L’arrêt 4A_309/2013 illustre les problèmes de form over substance que génère le CPC – et qui mènent à des injustices et créent in fine des obstacles à la réalisation du droit matériel. Or la procédure doit permettre cette réalisation du droit, pas l’entraver. Lorsque la procédure devient trop rigide, trop dogmatiquement formaliste, c’est essentiellement le demandeur qui en pâtit, au préjudice du défendeur qui est alors sauvé par… la procédure – alors qu’il devrait succomber. A ce titre l’arrêt concerné est dans le délai de temps entre l’entrée en vigueur du CPP et l’avènement judiciaire des problèmes qu’il crée. Dans cet arrêt rendu dans le contexte de l’affaire Madoff, alors qu’il était évident que le demandeur avait souffert un dommage infiniment supérieur à ses prétentions, elles ont été rejetées faute de preuve de son dommage, par une confirmation tierce selon les motifs. Les bilans du demandeur sont écartés au titre de preuve – alors qu’ils engagent pourtant la société et ceux qui les établissent s’ils sont faux. Le Tribunal fédéral se raccroche à sa notion habituelle de distinction entre le résultat de la gestion fautive et de la gestion hypothétique non-fautive. Faire cette analogie au soutien du motif de l’absence de preuve du dommage est absurde dans l’affaire Madoff, puisque les avoirs investis ont été volés. Quant à l’affirmation que cette affaire nécessitait vraisemblablement une expertise, elle renvoie précisément au problème de rigidité de la procédure sur lequel l’arrêt confirme la Cour cantonale.

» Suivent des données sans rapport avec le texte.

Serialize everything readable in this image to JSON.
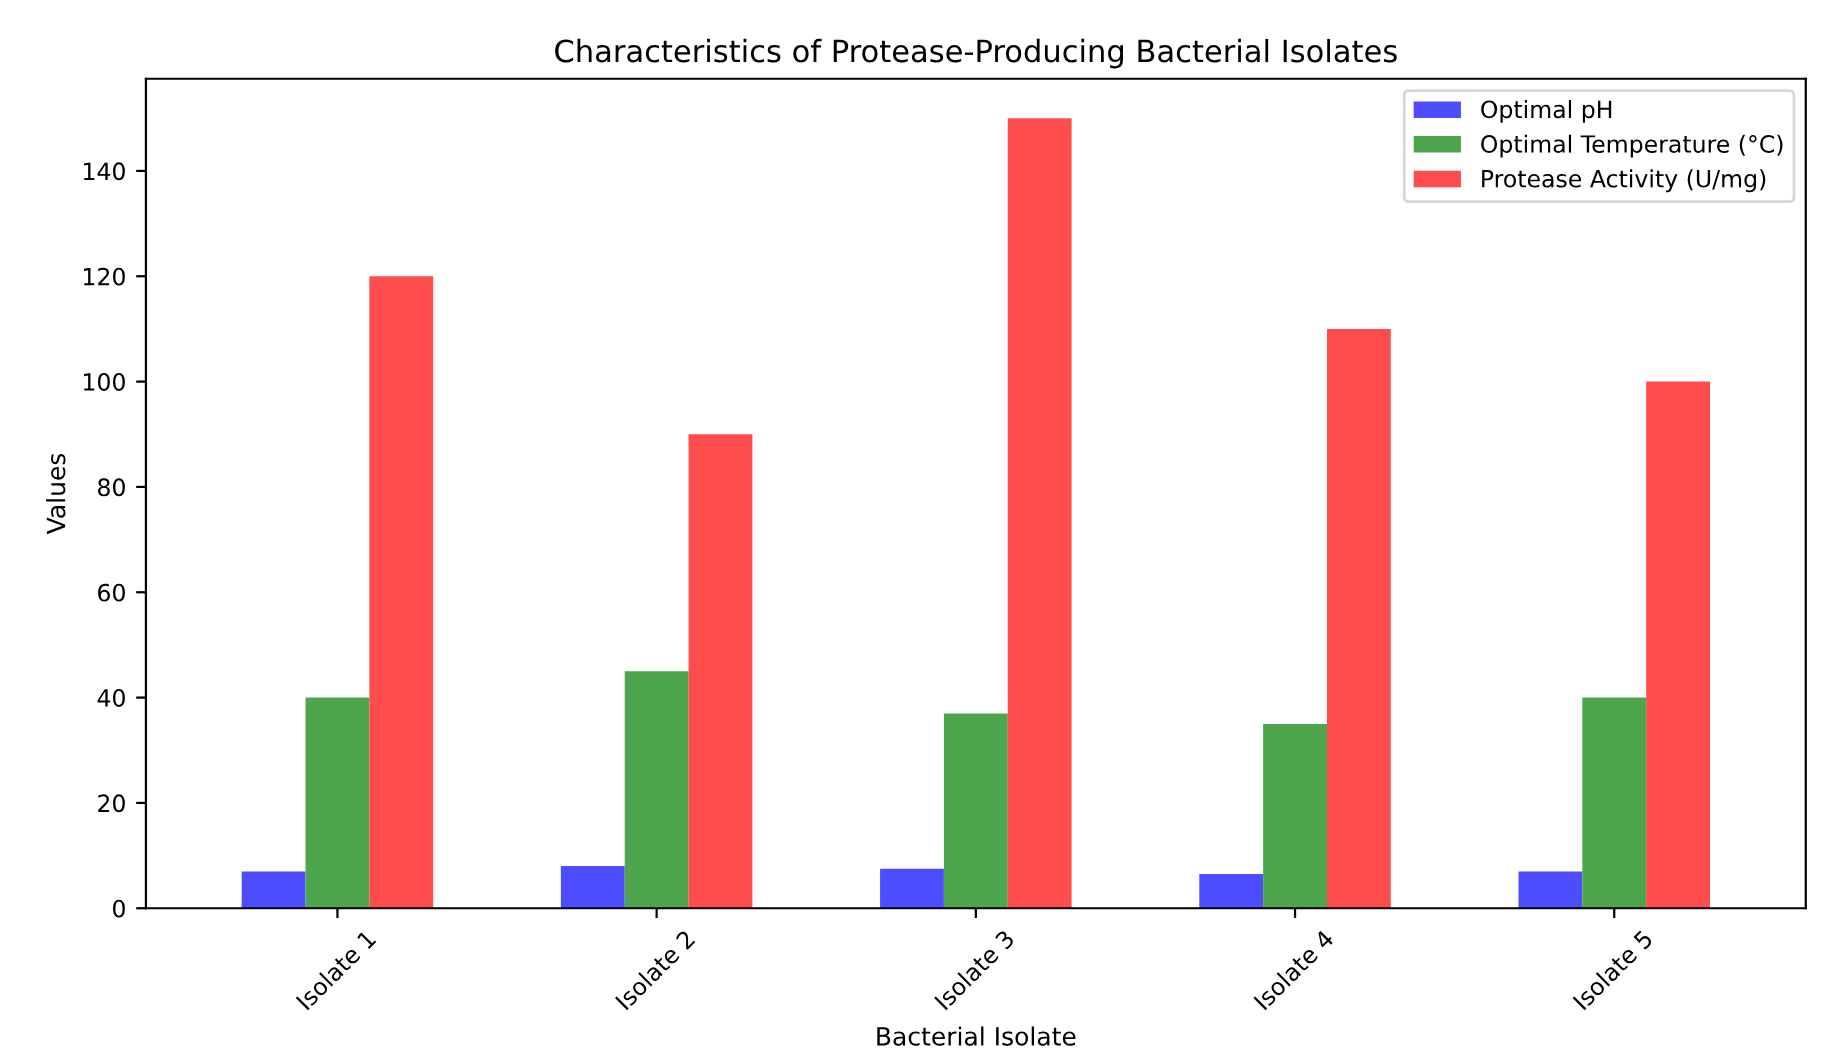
{
  "chart_data": {
    "type": "bar",
    "title": "Characteristics of Protease-Producing Bacterial Isolates",
    "xlabel": "Bacterial Isolate",
    "ylabel": "Values",
    "categories": [
      "Isolate 1",
      "Isolate 2",
      "Isolate 3",
      "Isolate 4",
      "Isolate 5"
    ],
    "series": [
      {
        "name": "Optimal pH",
        "color": "#4d4dff",
        "values": [
          7,
          8,
          7.5,
          6.5,
          7
        ]
      },
      {
        "name": "Optimal Temperature (°C)",
        "color": "#4da64d",
        "values": [
          40,
          45,
          37,
          35,
          40
        ]
      },
      {
        "name": "Protease Activity (U/mg)",
        "color": "#ff4d4d",
        "values": [
          120,
          90,
          150,
          110,
          100
        ]
      }
    ],
    "ylim": [
      0,
      157.5
    ],
    "yticks": [
      0,
      20,
      40,
      60,
      80,
      100,
      120,
      140
    ],
    "grid": false,
    "legend": "top right"
  }
}
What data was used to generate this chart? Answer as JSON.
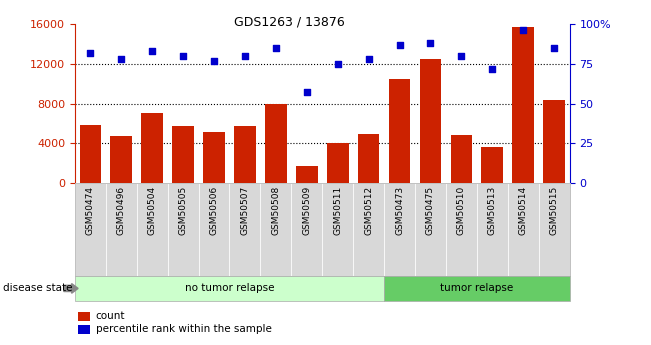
{
  "title": "GDS1263 / 13876",
  "samples": [
    "GSM50474",
    "GSM50496",
    "GSM50504",
    "GSM50505",
    "GSM50506",
    "GSM50507",
    "GSM50508",
    "GSM50509",
    "GSM50511",
    "GSM50512",
    "GSM50473",
    "GSM50475",
    "GSM50510",
    "GSM50513",
    "GSM50514",
    "GSM50515"
  ],
  "counts": [
    5800,
    4700,
    7000,
    5700,
    5100,
    5700,
    7900,
    1700,
    4000,
    4900,
    10500,
    12500,
    4800,
    3600,
    15700,
    8400
  ],
  "percentiles": [
    82,
    78,
    83,
    80,
    77,
    80,
    85,
    57,
    75,
    78,
    87,
    88,
    80,
    72,
    96,
    85
  ],
  "no_tumor_count": 10,
  "tumor_count": 6,
  "bar_color": "#cc2200",
  "dot_color": "#0000cc",
  "left_ylim": [
    0,
    16000
  ],
  "right_ylim": [
    0,
    100
  ],
  "left_yticks": [
    0,
    4000,
    8000,
    12000,
    16000
  ],
  "right_yticks": [
    0,
    25,
    50,
    75,
    100
  ],
  "right_yticklabels": [
    "0",
    "25",
    "50",
    "75",
    "100%"
  ],
  "no_tumor_color": "#ccffcc",
  "tumor_color": "#66cc66",
  "disease_label": "disease state",
  "no_tumor_label": "no tumor relapse",
  "tumor_label": "tumor relapse",
  "count_legend": "count",
  "percentile_legend": "percentile rank within the sample",
  "bg_color": "#ffffff",
  "tick_bg_color": "#d8d8d8",
  "grid_dotted_vals": [
    4000,
    8000,
    12000
  ]
}
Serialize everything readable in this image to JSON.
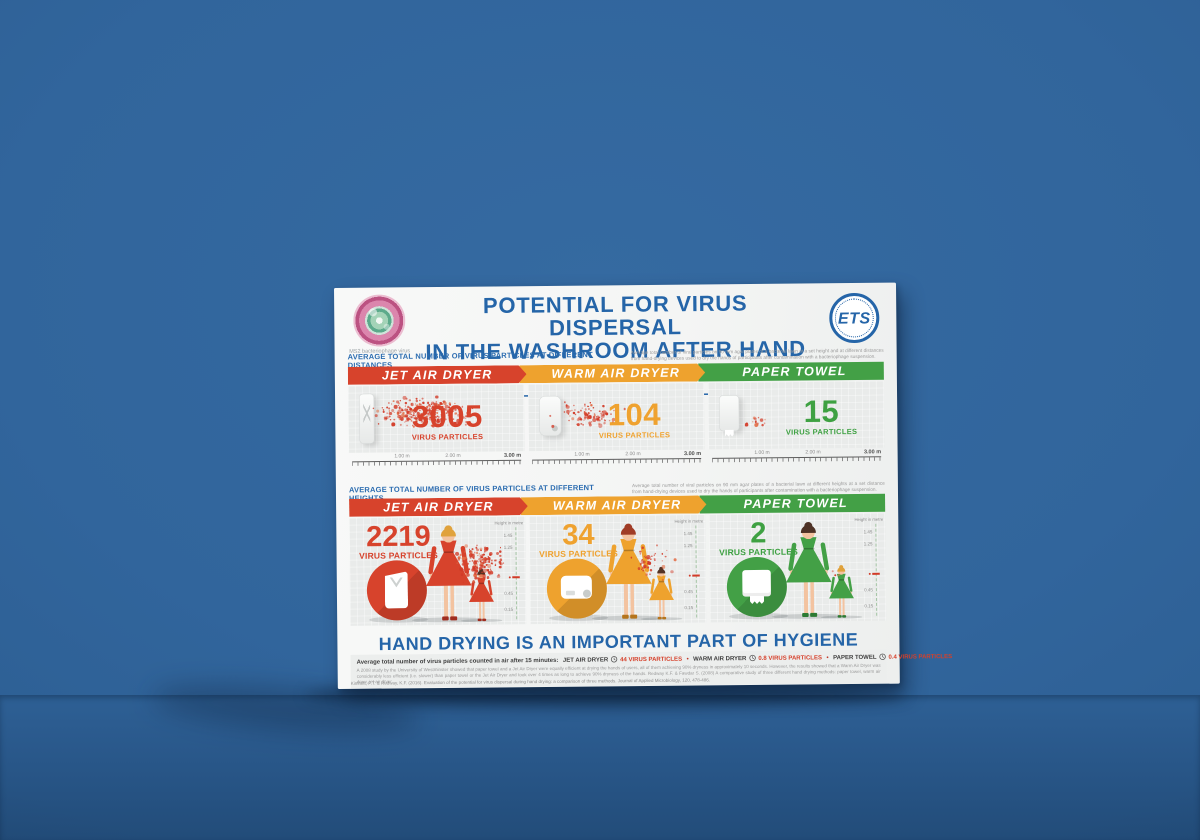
{
  "scene": {
    "wall_color": "#31659c",
    "floor_color": "#24507e"
  },
  "poster": {
    "virus_caption": "MS2 bacteriophage virus",
    "ets_text": "ETS",
    "title_line1": "POTENTIAL FOR VIRUS DISPERSAL",
    "title_line2": "IN THE WASHROOM AFTER HAND DRYING",
    "website": "WWW.EUROPEANTISSUE.COM",
    "columns": [
      {
        "label": "JET AIR DRYER",
        "color": "#d7432c"
      },
      {
        "label": "WARM AIR DRYER",
        "color": "#eea22e"
      },
      {
        "label": "PAPER TOWEL",
        "color": "#43a046"
      }
    ],
    "section_distances": {
      "title": "AVERAGE TOTAL NUMBER OF VIRUS PARTICLES AT DIFFERENT DISTANCES",
      "description": "Average total number of viral particles on 90 mm agar plates of a bacterial lawn at a set height and at different distances from hand-drying devices used to dry the hands of participants after contamination with a bacteriophage suspension.",
      "panels": [
        {
          "value": "3005",
          "label": "VIRUS PARTICLES",
          "dots": 300
        },
        {
          "value": "104",
          "label": "VIRUS PARTICLES",
          "dots": 95
        },
        {
          "value": "15",
          "label": "VIRUS PARTICLES",
          "dots": 14
        }
      ],
      "ruler_labels": [
        "1.00 m",
        "2.00 m",
        "3.00 m"
      ]
    },
    "section_heights": {
      "title": "AVERAGE TOTAL NUMBER OF VIRUS PARTICLES AT DIFFERENT HEIGHTS",
      "description": "Average total number of viral particles on 90 mm agar plates of a bacterial lawn at different heights at a set distance from hand-drying devices used to dry the hands of participants after contamination with a bacteriophage suspension.",
      "panels": [
        {
          "value": "2219",
          "label": "VIRUS PARTICLES",
          "dots": 170
        },
        {
          "value": "34",
          "label": "VIRUS PARTICLES",
          "dots": 48
        },
        {
          "value": "2",
          "label": "VIRUS PARTICLES",
          "dots": 3
        }
      ],
      "height_axis_label": "Height in metre",
      "height_ticks": [
        "1.45",
        "1.25",
        "0.45",
        "0.15"
      ]
    },
    "tagline": "HAND DRYING IS AN IMPORTANT PART OF HYGIENE",
    "footer": {
      "air_lead": "Average total number of virus particles counted in air after 15 minutes:",
      "separator": "•",
      "air_items": [
        {
          "device": "JET AIR DRYER",
          "value": "44 VIRUS PARTICLES"
        },
        {
          "device": "WARM AIR DRYER",
          "value": "0.8 VIRUS PARTICLES"
        },
        {
          "device": "PAPER TOWEL",
          "value": "0.4 VIRUS PARTICLES"
        }
      ],
      "study_note": "A 2008 study by the University of Westminster showed that paper towel and a Jet Air Dryer were equally efficient at drying the hands of users, all of them achieving 90% dryness in approximately 10 seconds. However, the results showed that a Warm Air Dryer was considerably less efficient (i.e. slower) than paper towel or the Jet Air Dryer and took over 4 times as long to achieve 90% dryness of the hands. Redway K.F. & Fawdar S. (2008) A comparative study of three different hand drying methods: paper towel, warm air dryer, jet air dryer",
      "citation": "Kimmitt, P.T. & Redway, K.F. (2016). Evaluation of the potential for virus dispersal during hand drying: a comparison of three methods. Journal of Applied Microbiology, 120, 478-486."
    }
  },
  "chart_data": [
    {
      "type": "bar",
      "title": "Average total number of virus particles at different distances",
      "categories": [
        "Jet air dryer",
        "Warm air dryer",
        "Paper towel"
      ],
      "values": [
        3005,
        104,
        15
      ],
      "value_unit": "virus particles",
      "x_axis": {
        "label": "distance from device (m)",
        "ticks_m": [
          1.0,
          2.0,
          3.0
        ]
      }
    },
    {
      "type": "bar",
      "title": "Average total number of virus particles at different heights",
      "categories": [
        "Jet air dryer",
        "Warm air dryer",
        "Paper towel"
      ],
      "values": [
        2219,
        34,
        2
      ],
      "value_unit": "virus particles",
      "y_axis": {
        "label": "Height in metre",
        "ticks_m": [
          1.45,
          1.25,
          0.45,
          0.15
        ]
      }
    },
    {
      "type": "bar",
      "title": "Average total number of virus particles counted in air after 15 minutes",
      "categories": [
        "Jet air dryer",
        "Warm air dryer",
        "Paper towel"
      ],
      "values": [
        44,
        0.8,
        0.4
      ],
      "value_unit": "virus particles"
    }
  ]
}
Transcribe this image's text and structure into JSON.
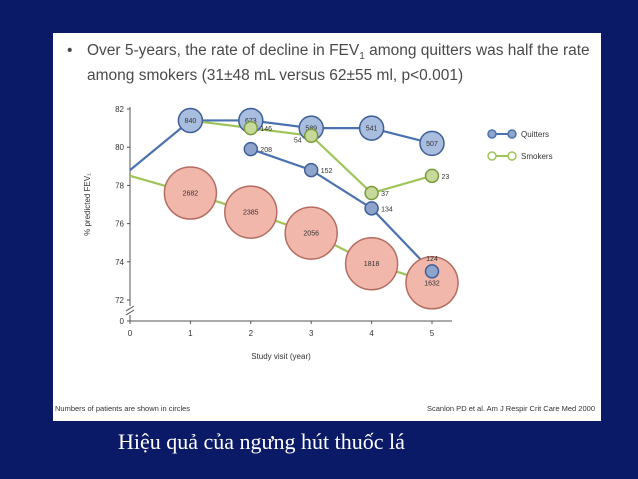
{
  "bullet": {
    "marker": "•",
    "text_part1": "Over 5-years, the rate of decline in FEV",
    "sub": "1",
    "text_part2": " among quitters was half the rate among smokers (31±48 mL versus 62±55 ml, p<0.001)"
  },
  "chart_data": {
    "type": "scatter",
    "title": "",
    "xlabel": "Study visit (year)",
    "ylabel": "% predicted FEV₁",
    "x_ticks": [
      "0",
      "1",
      "2",
      "3",
      "4",
      "5"
    ],
    "y_ticks": [
      "0",
      "72",
      "74",
      "76",
      "78",
      "80",
      "82"
    ],
    "ylim_visible": [
      72,
      82
    ],
    "axis_break": true,
    "legend_position": "top-right",
    "series": [
      {
        "name": "Quitters",
        "color": "#4a72b0",
        "points": [
          {
            "x": 0,
            "y": 78.8
          },
          {
            "x": 1,
            "y": 81.4,
            "n": "840"
          },
          {
            "x": 2,
            "y": 81.4,
            "n": "673"
          },
          {
            "x": 3,
            "y": 81.0,
            "n": "589"
          },
          {
            "x": 4,
            "y": 81.0,
            "n": "541"
          },
          {
            "x": 5,
            "y": 80.2,
            "n": "507"
          }
        ]
      },
      {
        "name": "Smokers",
        "color": "#9ec45a",
        "points": [
          {
            "x": 1,
            "y": 81.4
          },
          {
            "x": 2,
            "y": 81.0,
            "n": "146"
          },
          {
            "x": 3,
            "y": 80.6,
            "n": "54"
          },
          {
            "x": 4,
            "y": 77.6,
            "n": "37"
          },
          {
            "x": 5,
            "y": 78.5,
            "n": "23"
          }
        ]
      },
      {
        "name": "",
        "color": "#9ec45a",
        "points": [
          {
            "x": 0,
            "y": 78.5
          },
          {
            "x": 1,
            "y": 77.6,
            "n": "2682"
          },
          {
            "x": 2,
            "y": 76.6,
            "n": "2385"
          },
          {
            "x": 3,
            "y": 75.5,
            "n": "2056"
          },
          {
            "x": 4,
            "y": 73.9,
            "n": "1818"
          },
          {
            "x": 5,
            "y": 72.9,
            "n": "1632"
          }
        ]
      },
      {
        "name": "",
        "color": "#4a72b0",
        "points": [
          {
            "x": 2,
            "y": 79.9,
            "n": "208"
          },
          {
            "x": 3,
            "y": 78.8,
            "n": "152"
          },
          {
            "x": 4,
            "y": 76.8,
            "n": "134"
          },
          {
            "x": 5,
            "y": 73.5,
            "n": "124"
          }
        ]
      }
    ]
  },
  "footnotes": {
    "left": "Numbers of patients are shown in circles",
    "right": "Scanlon PD et al. Am J Respir Crit Care Med 2000"
  },
  "caption": "Hiệu quả của ngưng hút thuốc lá",
  "colors": {
    "background": "#0b1a66",
    "quitter_circle_fill": "#a9bddf",
    "smoker_circle_fill": "#f2b7ab"
  }
}
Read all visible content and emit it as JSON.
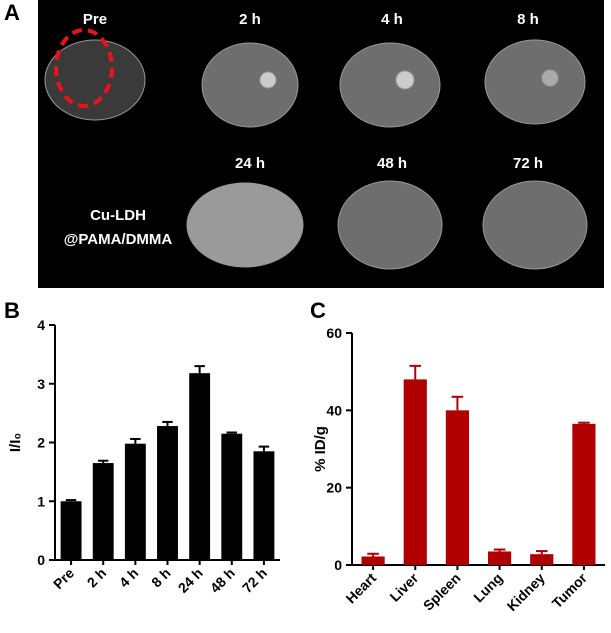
{
  "figure": {
    "panel_labels": [
      "A",
      "B",
      "C"
    ],
    "image_labels": [
      "Pre",
      "2 h",
      "4 h",
      "8 h",
      "24 h",
      "48 h",
      "72 h"
    ],
    "agent_label": [
      "Cu-LDH",
      "@PAMA/DMMA"
    ]
  },
  "chart_data": [
    {
      "type": "bar",
      "y_label": "I/I₀",
      "categories": [
        "Pre",
        "2 h",
        "4 h",
        "8 h",
        "24 h",
        "48 h",
        "72 h"
      ],
      "values": [
        1.0,
        1.65,
        1.98,
        2.28,
        3.18,
        2.15,
        1.85
      ],
      "errors": [
        0.02,
        0.04,
        0.08,
        0.07,
        0.12,
        0.02,
        0.08
      ],
      "color": "#000000",
      "ylim": [
        0,
        4
      ],
      "yticks": [
        0,
        1,
        2,
        3,
        4
      ]
    },
    {
      "type": "bar",
      "y_label": "% ID/g",
      "categories": [
        "Heart",
        "Liver",
        "Spleen",
        "Lung",
        "Kidney",
        "Tumor"
      ],
      "values": [
        2.2,
        48,
        40,
        3.5,
        2.8,
        36.5
      ],
      "errors": [
        0.7,
        3.5,
        3.5,
        0.5,
        0.8,
        0.3
      ],
      "color": "#b00000",
      "ylim": [
        0,
        60
      ],
      "yticks": [
        0,
        20,
        40,
        60
      ]
    }
  ]
}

La fiction contestable est ici celle que le litige est par hypothèse clair et complet dans la thèse du demandeur dès sa demande et ses déterminations en première instance – avec pour effet que tout doit y être dit et soulevé, et l’appel se limiter à la critique du jugement. Or cela est un dogme irréaliste et qui pénalise tout simplement injustement les demandeurs. Rien n’est plus faux. Un litige doit mûrir et respirer. Le contexte des parties, leur situation économique, leur accès aux preuves et aux témoins, évoluent, y compris en cours de procédure et, bien sûr, selon les arguments adverses. Et a fortiori vu la réticence des juridictions suisses à concrétiser également le plein et réel exercice du droit à la réplique. La limitation des possibilités de complètement ou d’adaptation, en appel mais même en première instance, et plus encore dans les cas d’une motivation différente de la décision d’appel, concrétise ce problème de form over substance qui rend plus difficile l’avènement de la solution qui est juste. En l’espèce, cette situation, combinée à une appréciation rigide des preuves à un stade auquel le complètement n’était plus possible, a conduit à un résultat totalement contraire à la réalité de fait – et rendu plus incompréhensible encore qu’il s’agissait d’appliquer l’art. 33 LCA qui abaisse le standard de preuve à la vraisemblance prépondérante.

De tout temps la procédure fait qu’un plaideur peut perdre une prétention fondée s’il n’en respecte pas une règle ou un principe. Ici le problème n’est pas dans ce principe, qui n’est pas contesté, mais réside dans la fixation de seuils trop élevés et d’autant plus injustes qu’ils ne sont nullement indispensables. De nombreux autres systèmes de procédure n’ont pas cette rigidité et fonctionnent très bien. Dans des cas particuliers dont celui-ci est probablement proche, ce dogmatisme du CPC pourrait bien constituer une violation de l’art. 6 CEDH.